Definition
A forecast issued by the Aviation Weather Center that predicts the location, coverage, and intensity of thunderstorm activity over the contiguous United States, used by the FAA's Air Traffic Control System Command Center to plan traffic flow management decisions. It is produced for several time horizons (typically 4, 6, and 8 hours ahead) and identifies areas where convective weather is expected to disrupt the National Airspace System.
Plain English
A thunderstorm forecast used by air traffic managers to plan ahead. It shows where storms are likely to be in the next several hours so controllers can reroute traffic, slow departures, or hold flights before the weather becomes a problem.
Context Anchor
Seen in weather and traffic flow planning discussions, especially when thunderstorms may affect busy routes, arrivals, departures, or large areas of airspace.
Derivation
Traffic Flow Management refers to the FAA system that balances air traffic demand against airspace and airport capacity. 'Convective' comes from the Latin convehere, 'to carry together,' and in weather refers to the rising air currents that produce thunderstorms.
Why Pilots Care
It directly influences routing, departure times, and holding decisions to keep flights clear of hazardous weather while minimizing system-wide delays.
Analogy
It is like seeing a road-closure map before a long drive.

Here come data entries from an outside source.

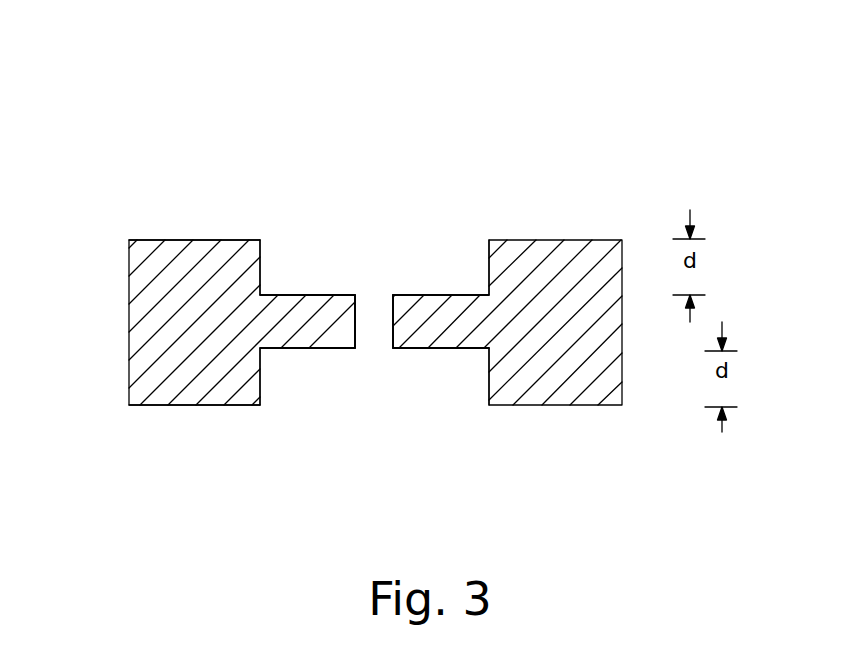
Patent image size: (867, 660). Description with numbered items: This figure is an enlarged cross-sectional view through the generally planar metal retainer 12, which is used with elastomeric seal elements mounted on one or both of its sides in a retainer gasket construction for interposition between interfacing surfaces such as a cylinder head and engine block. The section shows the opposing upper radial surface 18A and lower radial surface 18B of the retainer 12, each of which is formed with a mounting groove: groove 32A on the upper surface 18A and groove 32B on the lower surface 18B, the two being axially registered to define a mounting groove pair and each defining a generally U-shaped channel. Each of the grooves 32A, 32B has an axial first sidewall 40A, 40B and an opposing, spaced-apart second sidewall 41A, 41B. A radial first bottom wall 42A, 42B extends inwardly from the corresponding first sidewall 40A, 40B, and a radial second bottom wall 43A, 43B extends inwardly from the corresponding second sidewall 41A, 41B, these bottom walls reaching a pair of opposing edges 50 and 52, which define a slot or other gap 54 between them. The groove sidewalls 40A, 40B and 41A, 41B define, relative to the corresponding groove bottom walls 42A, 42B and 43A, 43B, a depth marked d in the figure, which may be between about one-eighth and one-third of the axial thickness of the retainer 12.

The retainer 12 is at (128, 318).
The upper radial surface 18A is at (183, 232).
The lower radial surface 18B is at (190, 410).
The axial first sidewall 40A is at (260, 273).
The axial first sidewall 40B is at (260, 390).
The mounting groove 32A is at (288, 290).
The mounting groove 32B is at (305, 357).
The radial first bottom wall 42A is at (347, 296).
The radial first bottom wall 42B is at (346, 349).
The opposing edge 50 is at (358, 313).
The opposing edge 52 is at (386, 350).
The slot or gap 54 is at (372, 327).
The second sidewall 41A is at (488, 268).
The second sidewall 41B is at (488, 383).
The second bottom wall 43A is at (405, 294).
The second bottom wall 43B is at (450, 348).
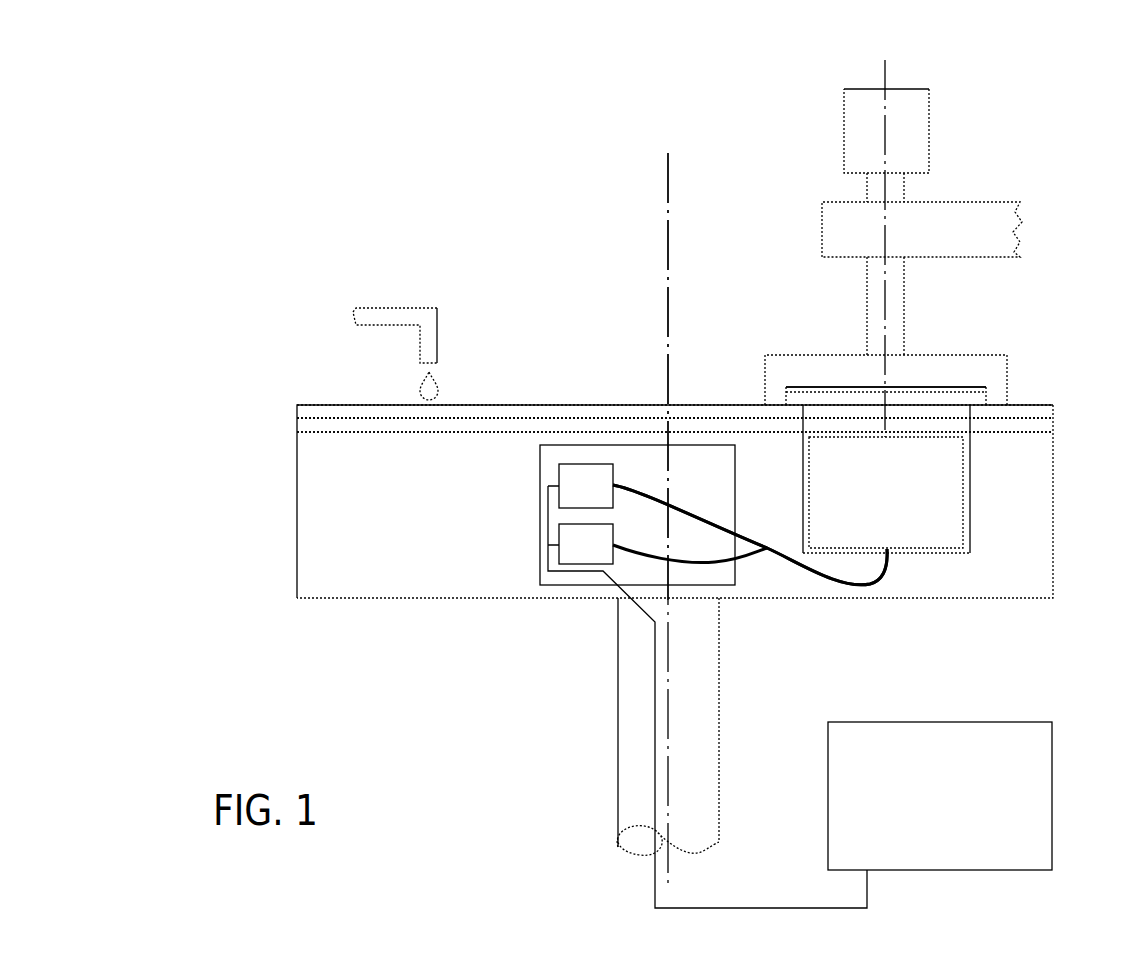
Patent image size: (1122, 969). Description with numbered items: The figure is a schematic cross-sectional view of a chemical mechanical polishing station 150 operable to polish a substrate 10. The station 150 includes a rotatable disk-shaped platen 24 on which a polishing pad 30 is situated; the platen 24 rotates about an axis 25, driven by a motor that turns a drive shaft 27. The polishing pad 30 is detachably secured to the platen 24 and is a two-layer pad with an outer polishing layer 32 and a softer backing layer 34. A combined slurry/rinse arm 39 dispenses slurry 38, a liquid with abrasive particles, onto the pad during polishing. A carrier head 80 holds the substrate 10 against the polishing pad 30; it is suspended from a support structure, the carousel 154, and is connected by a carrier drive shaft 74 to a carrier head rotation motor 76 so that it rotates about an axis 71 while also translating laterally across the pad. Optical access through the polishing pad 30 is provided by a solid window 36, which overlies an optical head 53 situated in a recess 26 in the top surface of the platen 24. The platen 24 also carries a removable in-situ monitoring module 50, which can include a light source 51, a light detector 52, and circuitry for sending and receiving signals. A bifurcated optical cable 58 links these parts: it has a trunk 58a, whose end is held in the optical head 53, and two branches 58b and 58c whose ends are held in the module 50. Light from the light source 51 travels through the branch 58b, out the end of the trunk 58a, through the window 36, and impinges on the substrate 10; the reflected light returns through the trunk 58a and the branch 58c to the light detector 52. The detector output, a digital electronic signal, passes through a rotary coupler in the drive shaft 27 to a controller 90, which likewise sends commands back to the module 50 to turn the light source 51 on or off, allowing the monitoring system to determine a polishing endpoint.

The substrate 10 is at (985, 400).
The platen 24 is at (297, 513).
The axis 25 is at (665, 262).
The recess 26 is at (962, 553).
The drive shaft 27 is at (618, 713).
The polishing pad 30 is at (290, 405).
The polishing layer 32 is at (1060, 410).
The backing layer 34 is at (1058, 432).
The solid window 36 is at (911, 428).
The slurry 38 is at (420, 388).
The slurry/rinse arm 39 is at (405, 308).
The in-situ monitoring module 50 is at (535, 555).
The light source 51 is at (600, 496).
The light detector 52 is at (600, 556).
The optical head 53 is at (850, 535).
The bifurcated optical cable 58 is at (780, 572).
The trunk 58a is at (833, 580).
The branch 58b is at (690, 505).
The branch 58c is at (639, 567).
The axis 71 is at (870, 327).
The carrier drive shaft 74 is at (904, 192).
The carrier head rotation motor 76 is at (844, 148).
The carrier head 80 is at (1000, 355).
The controller 90 is at (1010, 857).
The polishing station 150 is at (445, 200).
The carousel 154 is at (822, 232).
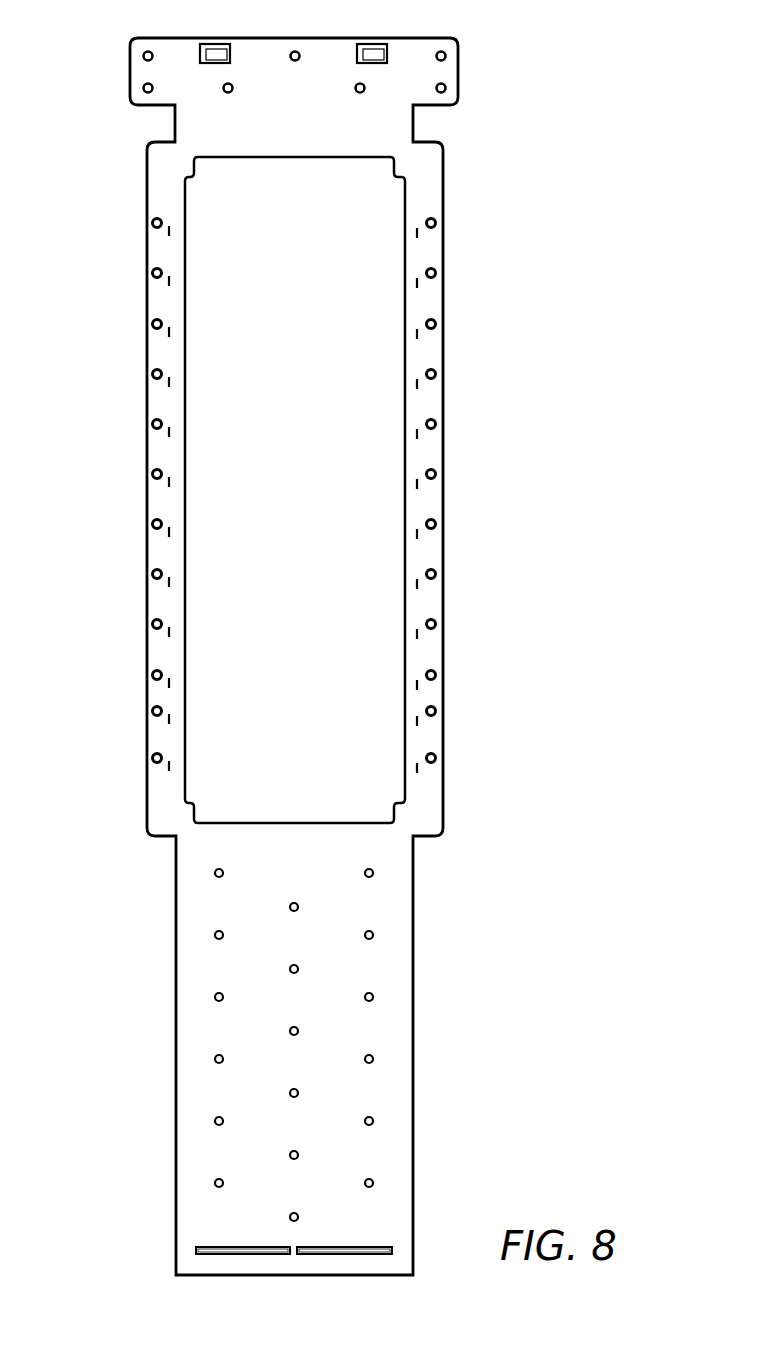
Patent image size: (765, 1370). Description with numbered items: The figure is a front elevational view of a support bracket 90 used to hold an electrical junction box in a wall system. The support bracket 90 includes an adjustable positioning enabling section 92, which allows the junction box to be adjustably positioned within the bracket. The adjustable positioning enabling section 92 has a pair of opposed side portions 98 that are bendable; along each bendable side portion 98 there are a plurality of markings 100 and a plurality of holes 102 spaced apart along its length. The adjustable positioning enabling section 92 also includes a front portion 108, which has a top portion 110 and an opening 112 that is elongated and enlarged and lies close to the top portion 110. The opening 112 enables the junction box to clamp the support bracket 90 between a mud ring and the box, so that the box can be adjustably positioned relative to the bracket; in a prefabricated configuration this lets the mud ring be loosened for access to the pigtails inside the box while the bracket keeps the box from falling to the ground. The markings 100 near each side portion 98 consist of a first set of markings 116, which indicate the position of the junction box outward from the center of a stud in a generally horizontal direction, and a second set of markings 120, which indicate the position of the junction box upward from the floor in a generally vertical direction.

The support bracket 90 is at (486, 80).
The adjustable positioning enabling section 92 is at (423, 815).
The side portions 98 is at (158, 187).
The markings 100 is at (157, 407).
The holes 102 is at (157, 374).
The front portion 108 is at (215, 970).
The top portion 110 is at (217, 133).
The opening 112 is at (340, 478).
The first set of markings 116 is at (160, 698).
The second set of markings 120 is at (157, 648).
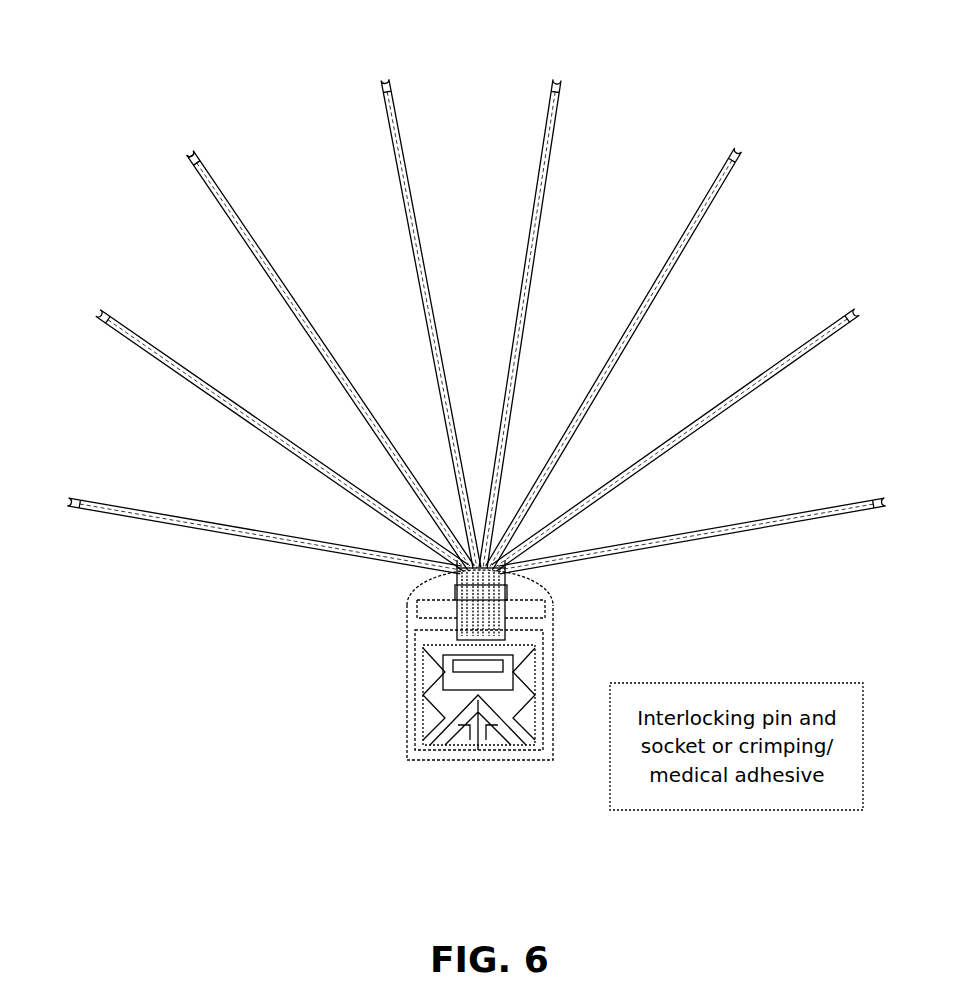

The map does not fly the airplane for you, but it helps everyone plan a workable path before traffic backs up.
Intuition Check
Do not read this as a normal forecast for one airport. It is mainly a big-picture planning tool for thunderstorm areas that may affect the movement of many aircraft.
Example Sentence 1
The dispatcher checked the TFM Convective Forecast and warned the crew to expect a possible reroute around storms building over the Ohio Valley.
Example Sentence 2
Based on the TFM Convective Forecast, ATC issued a ground stop for departures heading east.